Sometimes, I can go a little overboard on packing extras. I have a serious phobia about being a mile away from nothing and needing a padeye wrench or BT punch.

On the Trans-Atlantic, I had stuff packed away in places I forgot. So much so, that I repurchased crap I already had duplicates of...

This won't happen this time. There is a six person life raft and I will have the following in a bailout bag; a handheld VHF radio. There will be a rented Emergency Position Indicating Radio Beacon (E.P.I.R.B) in said bag, along with signal mirror, handheld GPS, batteries, knives, canteen of water, bandages and a six pack of beer.

I'm gonna need that beer to mellow the f%&$@ out after going through a sinking of a boat. The bailout bag will also have a plastic bag with passport copies and ID. The bag shall reside secured lightly to a hand rail by the fly bridge. I want it to be the first and last thing I grab before departing the vessel permanently.

You have probably said to your self, "Why weigh the bag with beer, wouldn't alcohol be a bad idea?"

O.k. I'm fibbing about the beer. This is supposed to be entertaining, here.

Maybe a little half pint bottle of 151 Rum for wound cleaning/killing fish. Did you know that the humane way of dispatching a live fish is to put a cap full of 151 Rum into its gills? Instant death. No need for a small bat and fish blood all over your nice boat. Unless you are carrying that bat for crew compliance issues.

Digress away, Captain.

Note: I haven't sunk a boat, yet. Except for the 16 foot catamaran that went into the rocks, eighteen years ago.

Have I lost your trust and faith???

I thought we were friends, here.

Believe me or not, it is safer in the open ocean than near shore. Shallow waters have unique differences; Like Rocks and Shoals and hard places. But many people are soothed by seeing a nearby shore, like they could possibly swim that five mile distance to a rocky breakwater.
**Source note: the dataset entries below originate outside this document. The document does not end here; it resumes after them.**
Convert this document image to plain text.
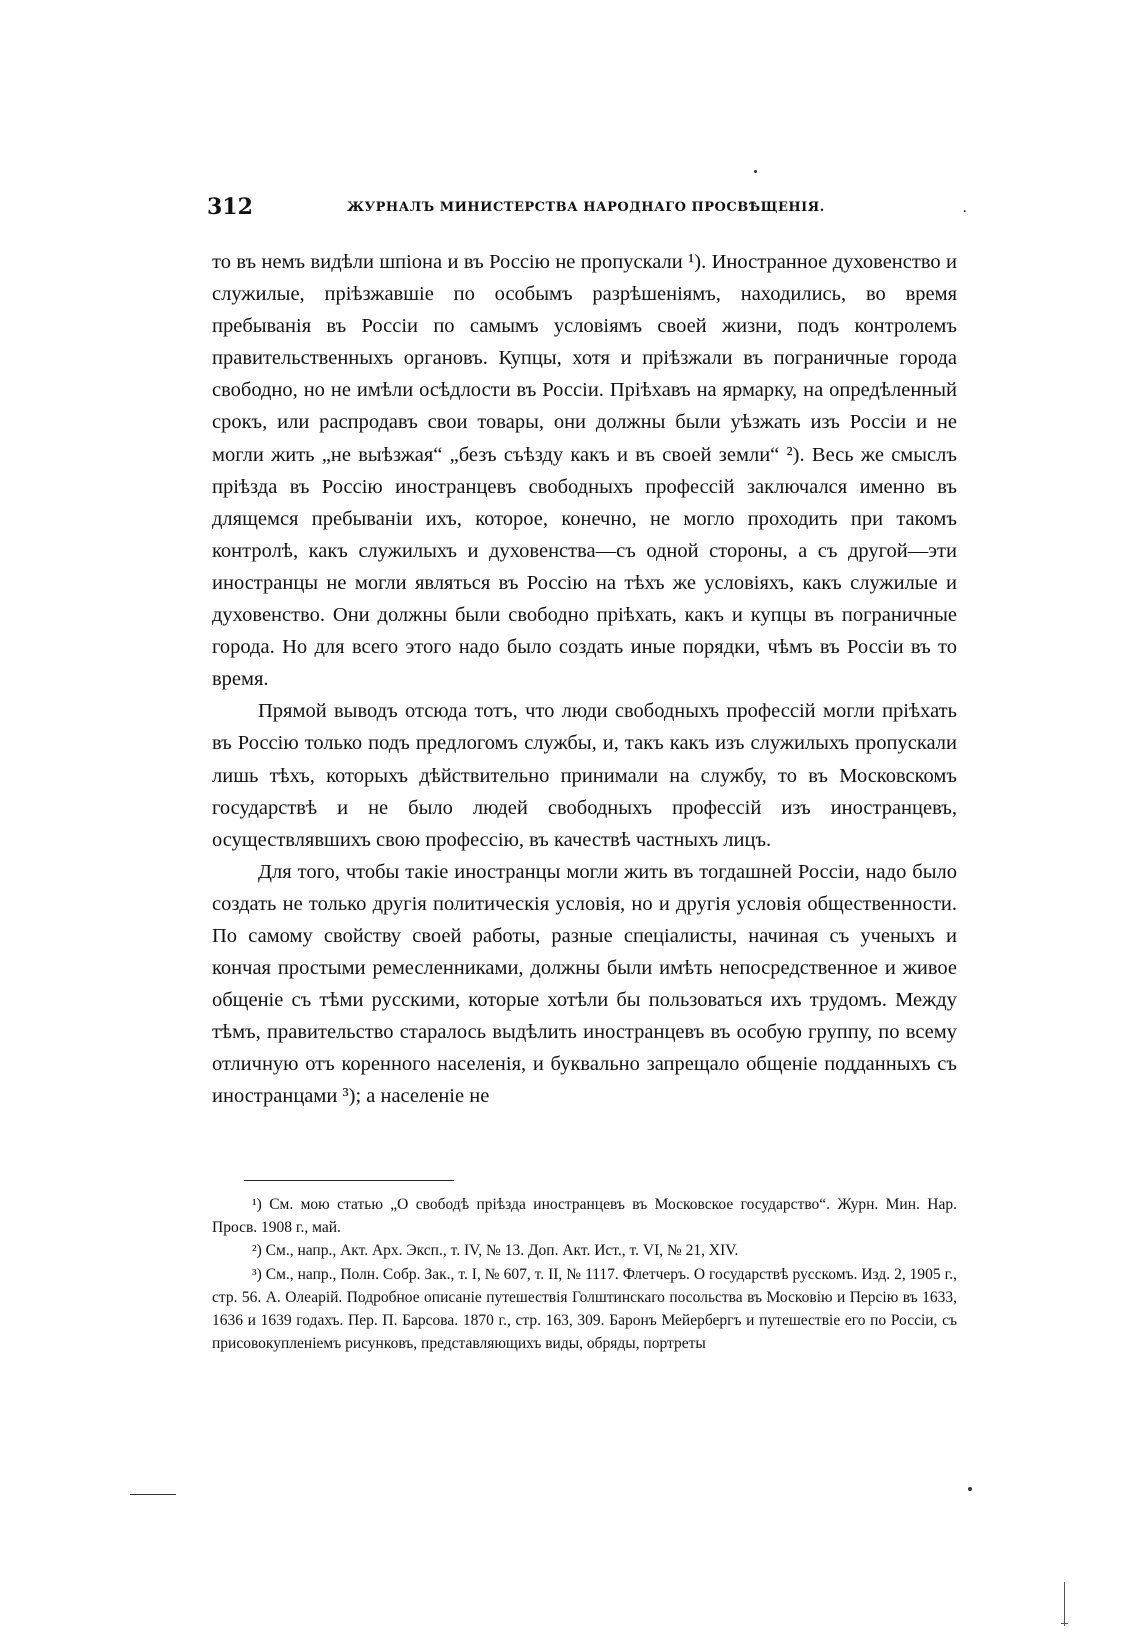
312	ЖУРНАЛЪ МИНИСТЕРСТВА НАРОДНАГО ПРОСВѢЩЕНІЯ.	.

то въ немъ видѣли шпіона и въ Россію не пропускали ¹). Иностранное духовенство и служилые, пріѣзжавшіе по особымъ разрѣшеніямъ, находились, во время пребыванія въ Россіи по самымъ условіямъ своей жизни, подъ контролемъ правительственныхъ органовъ. Купцы, хотя и пріѣзжали въ пограничные города свободно, но не имѣли осѣдлости въ Россіи. Пріѣхавъ на ярмарку, на опредѣленный срокъ, или распродавъ свои товары, они должны были уѣзжать изъ Россіи и не могли жить „не выѣзжая“ „безъ съѣзду какъ и въ своей земли“ ²). Весь же смыслъ пріѣзда въ Россію иностранцевъ свободныхъ профессій заключался именно въ длящемся пребываніи ихъ, которое, конечно, не могло проходить при такомъ контролѣ, какъ служилыхъ и духовенства—съ одной стороны, а съ другой—эти иностранцы не могли являться въ Россію на тѣхъ же условіяхъ, какъ служилые и духовенство. Они должны были свободно пріѣхать, какъ и купцы въ пограничные города. Но для всего этого надо было создать иные порядки, чѣмъ въ Россіи въ то время.

Прямой выводъ отсюда тотъ, что люди свободныхъ профессій могли пріѣхать въ Россію только подъ предлогомъ службы, и, такъ какъ изъ служилыхъ пропускали лишь тѣхъ, которыхъ дѣйствительно принимали на службу, то въ Московскомъ государствѣ и не было людей свободныхъ профессій изъ иностранцевъ, осуществлявшихъ свою профессію, въ качествѣ частныхъ лицъ.

Для того, чтобы такіе иностранцы могли жить въ тогдашней Россіи, надо было создать не только другія политическія условія, но и другія условія общественности. По самому свойству своей работы, разные спеціалисты, начиная съ ученыхъ и кончая простыми ремесленниками, должны были имѣть непосредственное и живое общеніе съ тѣми русскими, которые хотѣли бы пользоваться ихъ трудомъ. Между тѣмъ, правительство старалось выдѣлить иностранцевъ въ особую группу, по всему отличную отъ коренного населенія, и буквально запрещало общеніе подданныхъ съ иностранцами ³); а населеніе не

¹) См. мою статью „О свободѣ пріѣзда иностранцевъ въ Московское государство“. Журн. Мин. Нар. Просв. 1908 г., май.

²) См., напр., Акт. Арх. Эксп., т. IV, № 13. Доп. Акт. Ист., т. VI, № 21, XIV.

³) См., напр., Полн. Собр. Зак., т. I, № 607, т. II, № 1117. Флетчеръ. О государствѣ русскомъ. Изд. 2, 1905 г., стр. 56. А. Олеарій. Подробное описаніе путешествія Голштинскаго посольства въ Московію и Персію въ 1633, 1636 и 1639 годахъ. Пер. П. Барсова. 1870 г., стр. 163, 309. Баронъ Мейербергъ и путешествіе его по Россіи, съ присовокупленіемъ рисунковъ, представляющихъ виды, обряды, портреты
I could do that swim for real up until about nine years ago. Tonnage and laziness. Been there, done that for real. Today? I am a sloth. A three toed sloth who lives in the trees and comes down every couple days to defecate and gather berries.

Boating Mishaps:

Monday Morning Quarterbacking a tragedy is definitely not fair to victims of boating mishaps (As per Navy Safety Center dogma; there is NO such thing as an "Accident". Only mishaps that can be avoided.) The Naval Safety Center has some gouge, and the Coast Guard will have better info than the Navy. The recent tragedy off of Western Florida reminds me that none of us are immune.
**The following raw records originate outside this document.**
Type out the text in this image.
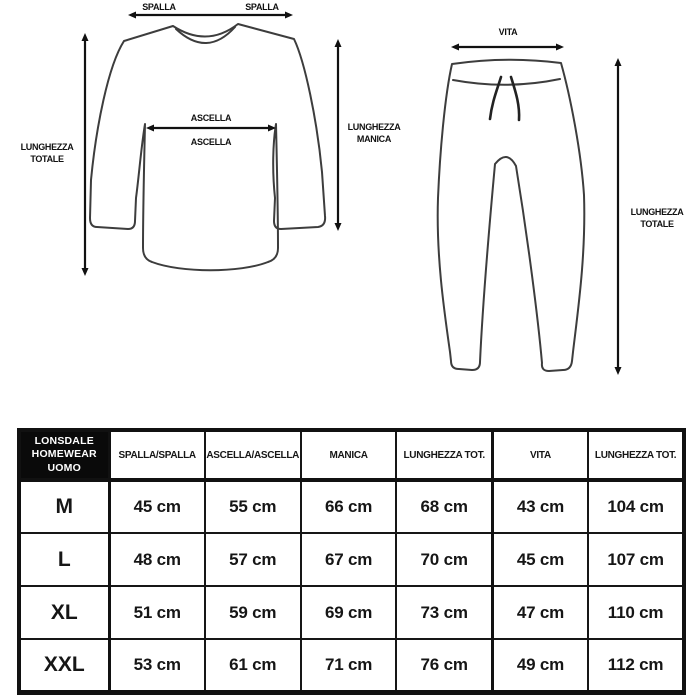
SPALLA	SPALLA
ASCELLA
ASCELLA
LUNGHEZZA
TOTALE
LUNGHEZZA
MANICA
VITA
LUNGHEZZA
TOTALE
LONSDALE
HOMEWEAR
UOMO	SPALLA/SPALLA	ASCELLA/ASCELLA	MANICA	LUNGHEZZA TOT.	VITA	LUNGHEZZA TOT.
M	45 cm	55 cm	66 cm	68 cm	43 cm	104 cm
L	48 cm	57 cm	67 cm	70 cm	45 cm	107 cm
XL	51 cm	59 cm	69 cm	73 cm	47 cm	110 cm
XXL	53 cm	61 cm	71 cm	76 cm	49 cm	112 cm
We purchased a couple of brand new inflatable float coats and harnesses. I need to customize them with signaling devices like whistles and mirrors. I will also add knives to the harnesses. I would bet that those football players were needing a knife to cut away that anchor line that was a possible factor to their mishap. Small dive knives with rubber sheaths are relatively cheap and are amazingly sharp.

Note the harnesses on these two goons:

Saturday will see a great running about as I make lists and make all this stuff come together.

Life Jacket Mao:

I still have to find crew. There is an extra billet available, for the trip South. Figure a week underway and return home via airline or boat, from Lauderdale or Miami.

Stay safe out there!

Have a fine Navy day.


Buck said...

This post confirms what I've long thought: preparing for a boat trip is a helluva lot more involved than just lashing the duffel to the back of the bike and heading out...

I used to carry all sorts of spares and associated stuff on my bikes before those clever Nipponese made them as reliable as Toyotas. Nowadays the only thing I add to the stock tool kit is a small pair of vise grips, a tire gauge, and one spare plug. Easy, eh?

Barco Sin Vela II said...

Well said.

But I already have all of that onboard. I just have to scramble about just to appease the bad luck gremlins. When I feel like everything is "dokey okey", that's when a mini disaster will occur. So I shall act like it is time for dancing about in a safely planning kinda way.

See; "Cherbourg" 1999.

Cherbourg will be a large T.I.N.S. story. Only 20 hours into the big trip, I tried to kill us all... more later.